A todos mis amigos (la totalidad) que cuidan su peso*

No disminuye mi espíritu confesar públicamente que con demasiada frecuencia violento las reglas de educación básica que me enseñaron mis padres cuando aún era un adolescente enclenque. La voluntad se debilita y se me hace cuesta arriba no mirar con el descaro de quien permite que sus ojos se paseen con insistencia de arriba hacia abajo por la humanidad del prójimo, en mi caso de aquel cuyas dimensiones ambicionaría en conocimiento, templanza y solidaridad, excepto esto último si sentados juntos a la mesa.

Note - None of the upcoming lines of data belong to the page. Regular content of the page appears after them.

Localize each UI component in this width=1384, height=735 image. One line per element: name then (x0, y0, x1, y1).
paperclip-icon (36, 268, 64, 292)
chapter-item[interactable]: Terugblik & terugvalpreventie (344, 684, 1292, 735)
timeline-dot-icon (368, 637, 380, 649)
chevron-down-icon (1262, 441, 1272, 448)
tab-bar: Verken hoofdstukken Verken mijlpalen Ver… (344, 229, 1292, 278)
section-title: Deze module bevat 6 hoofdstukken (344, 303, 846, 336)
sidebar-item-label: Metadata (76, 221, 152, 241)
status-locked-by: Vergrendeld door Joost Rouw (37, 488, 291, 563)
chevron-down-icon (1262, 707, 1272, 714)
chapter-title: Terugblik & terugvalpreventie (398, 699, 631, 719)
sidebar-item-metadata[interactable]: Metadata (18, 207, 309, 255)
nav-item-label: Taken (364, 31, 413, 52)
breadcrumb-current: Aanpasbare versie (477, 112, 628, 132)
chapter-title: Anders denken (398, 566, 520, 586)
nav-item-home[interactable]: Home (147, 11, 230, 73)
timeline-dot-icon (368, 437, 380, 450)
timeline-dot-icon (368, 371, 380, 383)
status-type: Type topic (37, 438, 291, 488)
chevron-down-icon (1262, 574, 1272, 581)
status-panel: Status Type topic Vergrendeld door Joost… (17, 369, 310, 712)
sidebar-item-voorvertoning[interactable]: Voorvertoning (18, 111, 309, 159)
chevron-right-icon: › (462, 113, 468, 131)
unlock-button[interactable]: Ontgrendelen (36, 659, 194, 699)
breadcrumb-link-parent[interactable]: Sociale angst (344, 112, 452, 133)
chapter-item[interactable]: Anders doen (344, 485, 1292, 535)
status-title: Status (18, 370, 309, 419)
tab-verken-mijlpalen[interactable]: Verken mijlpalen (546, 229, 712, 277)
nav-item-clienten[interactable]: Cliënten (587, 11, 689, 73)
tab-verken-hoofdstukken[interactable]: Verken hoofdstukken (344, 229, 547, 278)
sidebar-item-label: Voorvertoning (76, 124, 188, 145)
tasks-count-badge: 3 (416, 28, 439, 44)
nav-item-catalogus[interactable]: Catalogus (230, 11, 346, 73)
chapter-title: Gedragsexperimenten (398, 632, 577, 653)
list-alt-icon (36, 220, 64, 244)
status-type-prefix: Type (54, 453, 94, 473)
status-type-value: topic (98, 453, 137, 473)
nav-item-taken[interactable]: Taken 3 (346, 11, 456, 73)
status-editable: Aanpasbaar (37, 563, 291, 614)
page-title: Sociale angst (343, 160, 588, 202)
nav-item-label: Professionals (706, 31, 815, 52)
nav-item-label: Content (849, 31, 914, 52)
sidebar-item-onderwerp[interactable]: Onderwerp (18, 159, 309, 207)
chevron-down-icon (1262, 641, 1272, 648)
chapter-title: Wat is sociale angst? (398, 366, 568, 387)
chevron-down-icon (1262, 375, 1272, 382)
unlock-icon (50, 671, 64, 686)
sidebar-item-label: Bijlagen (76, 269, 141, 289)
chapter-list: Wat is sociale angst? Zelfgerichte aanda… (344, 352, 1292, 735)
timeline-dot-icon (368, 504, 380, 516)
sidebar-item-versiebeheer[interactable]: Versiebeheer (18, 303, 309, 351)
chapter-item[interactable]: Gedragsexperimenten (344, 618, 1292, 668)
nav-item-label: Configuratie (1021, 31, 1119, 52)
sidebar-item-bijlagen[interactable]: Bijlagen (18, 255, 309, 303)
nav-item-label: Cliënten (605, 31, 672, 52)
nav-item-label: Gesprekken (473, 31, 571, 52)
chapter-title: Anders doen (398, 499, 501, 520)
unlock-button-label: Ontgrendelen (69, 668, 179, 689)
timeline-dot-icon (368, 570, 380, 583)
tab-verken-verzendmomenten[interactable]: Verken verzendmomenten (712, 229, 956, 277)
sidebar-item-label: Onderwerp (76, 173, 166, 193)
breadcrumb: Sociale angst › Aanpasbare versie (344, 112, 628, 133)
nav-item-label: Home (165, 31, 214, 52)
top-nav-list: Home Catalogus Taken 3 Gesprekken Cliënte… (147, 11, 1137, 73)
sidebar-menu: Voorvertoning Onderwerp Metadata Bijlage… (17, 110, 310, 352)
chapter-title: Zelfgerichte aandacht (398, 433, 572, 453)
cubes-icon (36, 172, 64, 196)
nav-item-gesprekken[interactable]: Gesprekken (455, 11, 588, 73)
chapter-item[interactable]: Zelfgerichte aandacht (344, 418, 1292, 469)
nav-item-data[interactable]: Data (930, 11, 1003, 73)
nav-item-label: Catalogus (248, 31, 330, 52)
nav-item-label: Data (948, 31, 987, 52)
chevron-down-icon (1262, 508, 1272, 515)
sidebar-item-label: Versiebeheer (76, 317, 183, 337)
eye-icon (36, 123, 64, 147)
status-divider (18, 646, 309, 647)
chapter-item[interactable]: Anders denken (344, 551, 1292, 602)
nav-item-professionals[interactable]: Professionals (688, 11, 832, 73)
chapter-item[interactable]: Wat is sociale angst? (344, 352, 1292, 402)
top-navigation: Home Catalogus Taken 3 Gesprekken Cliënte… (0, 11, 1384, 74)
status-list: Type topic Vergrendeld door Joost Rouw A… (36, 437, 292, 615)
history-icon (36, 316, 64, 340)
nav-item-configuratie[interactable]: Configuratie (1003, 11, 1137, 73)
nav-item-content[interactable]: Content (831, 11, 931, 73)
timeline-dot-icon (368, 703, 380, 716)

Enfermedad con visos de epidemia, la catalogan unos, mientras otros se decantan por una explicación en la que pesa más el factor cultural. Realidad palpable (¡ciertamente!) y pesada (¡ciertamente!), los obesos caminan lenta pero seguramente a inclinar la balanza demográfica en la sociedad norteamericana. Salta a la vista sin necesidad de espejuelos para un miope como yo, a quien todavía asombra la marcada diferencia de volumen entre, digamos, cualquier europeo continental y su homónimo de la gran y única potencia mundial. Tanta gordura por doquier me llama la atención y mi asombro suele ser mayor cuando regreso tras unos días de ausencia a la patria de George Washington.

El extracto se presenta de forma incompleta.